Maternity Benefit (Amendment) Bill, 2016
The Maternity Benefit (Amendment) Bill, 2016 has been recently passed by the Parliament. The Bill seeks to amend the old Maternity Benefit Act, 1961 that entitles women to receive maternity benefits from the place of employment. This benefit includes full time paid absence from work for taking care of her child. The current Act applies to all establishments where 10 or more persons have been employed. But this Act provided for only 12 weeks of maternity leave which was found to be insufficient for a woman to recover from child birth. So, some of the amendments which have been termed as landmark provisions have been brought about through the Bill.
The Bill-What are its Salient Features?
Some of the amendments that the Bill seeks to bring in the Act are:-
- Increase in weeks of leave– The Bill seeks to increase the number of weeks given for maternity leave from 12 to 26 weeks. These 26 weeks will thus be completely paid leaves for women bearing child.
- Adopting and commissioning mothers– The Bill also comes as a boon to the women who are willing to adopt baby below the age of three months and mothers who wish to obtain a child through surrogacy. These mothers will now get a fully paid leave for 12 weeks starting from the day the baby is handed over to the woman.
- Scope of the amended Act– The legislature has now defined the applicability of the Act in more appropriate and rational terms. Now, the Act will apply not only to establishments employing more than 10 people but also to women upto the birth of their first two children. For the subsequent children the leave is to be restricted to 12 weeks.
- Creche facilities– The Bill seeks to make it mandatory for every establishment having more than 50 employees to provide for crèche facilities within a prescribed distance. The women can be allowed to visit their children in the crèche four times a day in the intervals of rest.
- Work from home– The Bill also seeks to make the option of work from home available to women employed in certain occupations where this option can be availed of.
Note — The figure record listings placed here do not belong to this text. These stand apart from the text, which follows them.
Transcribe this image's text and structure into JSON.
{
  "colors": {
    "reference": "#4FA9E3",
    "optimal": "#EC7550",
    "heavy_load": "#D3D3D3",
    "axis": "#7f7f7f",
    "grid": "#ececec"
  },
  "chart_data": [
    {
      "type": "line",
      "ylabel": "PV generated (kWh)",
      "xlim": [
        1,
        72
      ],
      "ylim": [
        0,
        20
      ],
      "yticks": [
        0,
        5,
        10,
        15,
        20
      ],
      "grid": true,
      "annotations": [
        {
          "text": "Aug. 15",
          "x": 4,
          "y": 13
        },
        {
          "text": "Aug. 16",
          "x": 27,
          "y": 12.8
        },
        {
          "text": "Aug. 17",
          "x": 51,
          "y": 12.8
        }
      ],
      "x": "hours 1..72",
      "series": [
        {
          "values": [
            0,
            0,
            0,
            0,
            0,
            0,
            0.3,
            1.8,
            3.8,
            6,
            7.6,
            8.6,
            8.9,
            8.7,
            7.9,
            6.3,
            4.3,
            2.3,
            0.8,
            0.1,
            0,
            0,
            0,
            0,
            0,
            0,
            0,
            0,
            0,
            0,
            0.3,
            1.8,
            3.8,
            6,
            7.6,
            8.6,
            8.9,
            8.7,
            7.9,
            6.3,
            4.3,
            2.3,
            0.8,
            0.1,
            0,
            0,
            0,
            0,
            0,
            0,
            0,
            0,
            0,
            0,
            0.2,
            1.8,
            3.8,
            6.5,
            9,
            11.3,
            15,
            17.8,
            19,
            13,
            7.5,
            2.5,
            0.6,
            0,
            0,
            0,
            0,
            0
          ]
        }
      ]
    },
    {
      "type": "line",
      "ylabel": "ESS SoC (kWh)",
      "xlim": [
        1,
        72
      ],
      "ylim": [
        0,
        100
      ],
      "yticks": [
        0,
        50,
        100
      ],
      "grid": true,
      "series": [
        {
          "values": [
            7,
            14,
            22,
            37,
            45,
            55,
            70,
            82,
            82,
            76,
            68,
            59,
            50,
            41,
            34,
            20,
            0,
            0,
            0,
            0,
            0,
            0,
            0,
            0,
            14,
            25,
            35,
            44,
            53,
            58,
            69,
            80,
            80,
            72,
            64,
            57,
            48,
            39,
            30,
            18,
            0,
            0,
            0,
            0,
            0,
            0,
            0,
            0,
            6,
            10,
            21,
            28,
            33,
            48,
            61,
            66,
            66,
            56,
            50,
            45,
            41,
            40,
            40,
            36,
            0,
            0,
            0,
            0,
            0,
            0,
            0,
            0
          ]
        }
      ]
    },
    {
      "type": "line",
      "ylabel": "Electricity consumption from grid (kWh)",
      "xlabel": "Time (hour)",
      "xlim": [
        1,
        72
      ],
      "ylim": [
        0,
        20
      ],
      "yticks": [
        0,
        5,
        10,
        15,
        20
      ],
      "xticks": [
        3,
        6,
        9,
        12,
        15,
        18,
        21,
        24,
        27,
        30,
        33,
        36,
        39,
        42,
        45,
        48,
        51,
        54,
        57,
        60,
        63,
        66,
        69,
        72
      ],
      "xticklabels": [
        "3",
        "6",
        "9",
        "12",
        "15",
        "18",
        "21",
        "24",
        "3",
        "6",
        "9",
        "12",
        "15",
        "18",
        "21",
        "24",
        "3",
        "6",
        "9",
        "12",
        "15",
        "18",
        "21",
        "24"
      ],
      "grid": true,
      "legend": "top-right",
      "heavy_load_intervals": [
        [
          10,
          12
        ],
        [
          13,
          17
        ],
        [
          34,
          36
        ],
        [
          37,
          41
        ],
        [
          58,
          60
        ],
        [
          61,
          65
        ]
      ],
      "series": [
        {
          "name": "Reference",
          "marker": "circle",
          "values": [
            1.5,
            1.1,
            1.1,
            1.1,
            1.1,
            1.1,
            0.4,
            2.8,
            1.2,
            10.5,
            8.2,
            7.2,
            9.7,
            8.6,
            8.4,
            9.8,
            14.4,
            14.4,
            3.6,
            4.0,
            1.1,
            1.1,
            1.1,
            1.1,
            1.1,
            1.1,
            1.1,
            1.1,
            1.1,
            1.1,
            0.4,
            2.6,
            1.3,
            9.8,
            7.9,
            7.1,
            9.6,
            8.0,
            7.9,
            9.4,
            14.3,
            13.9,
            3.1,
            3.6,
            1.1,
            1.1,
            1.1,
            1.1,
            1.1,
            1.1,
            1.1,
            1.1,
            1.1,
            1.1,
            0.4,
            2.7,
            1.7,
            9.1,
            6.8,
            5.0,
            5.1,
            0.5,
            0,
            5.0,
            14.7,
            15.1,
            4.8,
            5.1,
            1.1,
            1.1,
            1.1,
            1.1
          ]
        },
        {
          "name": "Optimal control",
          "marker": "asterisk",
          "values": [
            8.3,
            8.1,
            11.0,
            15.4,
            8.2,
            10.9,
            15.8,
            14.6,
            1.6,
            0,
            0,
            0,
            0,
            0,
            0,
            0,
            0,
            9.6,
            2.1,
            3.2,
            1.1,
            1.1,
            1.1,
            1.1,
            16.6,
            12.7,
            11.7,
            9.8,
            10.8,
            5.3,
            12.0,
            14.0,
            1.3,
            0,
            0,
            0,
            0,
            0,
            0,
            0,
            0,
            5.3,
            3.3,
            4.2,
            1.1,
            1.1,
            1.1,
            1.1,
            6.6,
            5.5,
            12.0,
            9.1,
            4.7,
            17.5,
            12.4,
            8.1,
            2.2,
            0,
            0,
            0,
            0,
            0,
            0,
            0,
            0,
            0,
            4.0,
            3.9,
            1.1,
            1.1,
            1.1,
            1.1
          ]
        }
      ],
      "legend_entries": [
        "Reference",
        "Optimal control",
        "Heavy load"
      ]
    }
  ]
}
This option, if feasible is available to the women even after the period of maternity leave for an agreed upon period between the employee and the employer.
Problems with the Bill
Although the amendments seem to recognize a woman’s right to good health after pregnancy and her right to obtain a baby by other means, it has been accused by some as doing little for the women in the workforce. Some of the loopholes detected are:
- Women in the unorganized sector– The previous Act applied mainly to the workforce in the organized sector. The amendment does not provide for anything specific for the unorganized sector either. So, it is difficult for the women working there to claim 26 weeks of maternity leave and then be assured of their job being retained till then by the employer.
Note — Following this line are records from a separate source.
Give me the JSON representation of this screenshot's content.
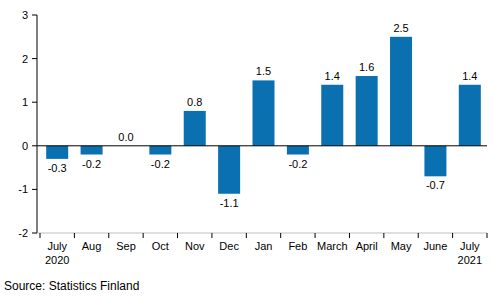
{
  "chart_data": {
    "type": "bar",
    "categories": [
      "July 2020",
      "Aug",
      "Sep",
      "Oct",
      "Nov",
      "Dec",
      "Jan",
      "Feb",
      "March",
      "April",
      "May",
      "June",
      "July 2021"
    ],
    "values": [
      -0.3,
      -0.2,
      0.0,
      -0.2,
      0.8,
      -1.1,
      1.5,
      -0.2,
      1.4,
      1.6,
      2.5,
      -0.7,
      1.4
    ],
    "value_labels": [
      "-0.3",
      "-0.2",
      "0.0",
      "-0.2",
      "0.8",
      "-1.1",
      "1.5",
      "-0.2",
      "1.4",
      "1.6",
      "2.5",
      "-0.7",
      "1.4"
    ],
    "color": "#0a70b0",
    "ylim": [
      -2,
      3
    ],
    "yticks": [
      -2,
      -1,
      0,
      1,
      2,
      3
    ],
    "grid": false,
    "data_labels": true,
    "source": "Source: Statistics Finland"
  }
}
- Promoting discrimination-Increasing the period of leave without making any security provisions may prove counter- productive for women. When employers have the option to choose between male and female candidates they may give preference to a male candidate only on the ground that the woman has to be granted a six months leave from work.
- Problematic for women in higher post– The women in a high post like in a post of leadership cannot afford to stay away from work for 26 weeks. In that case women may not be promoted to such posts by various organizations fearing this leave provision.
- Pressure on women– Except in case of women having the option of working from home, the others have to struggle with the changed work environment that they will suddenly face after six months. They may have to work for additional hours to get used to the work or may have to spend a greater time in learning a new skill.
After all, the harsh truth is that unwritten workplace rules prevail in the organizations where women are informed that if they wish to grow their careers they are required to postpone the ideas of getting married and planning a family.
Inspite of all these criticisms, the Bill can be seen as a right step forward. The issues mentioned above do not arise due to the Bill but because of the general Indian mindset on working women. The Bill can only make provisions but not change the mindset. So, separate programmes should be conducted by the government to make the organizations understand the importance of women in the workforce along with their need to beget a child and take care of it. Work from home is a good alternative provided to ensure that women remain in touch with work. The need to regulate the unorganized sector is also of paramount importance as poor women who work for a living are mostly found there.
India is at present, the third country after Canada and Norway, which provide for a leave of 50 and 46 weeks respectively, in granting high periods of maternity leave. The move is a welcoming one but measures taken to ensure proper compliance and implementation of the amended provisions is equally necessary, without which the whole exercise will become futile.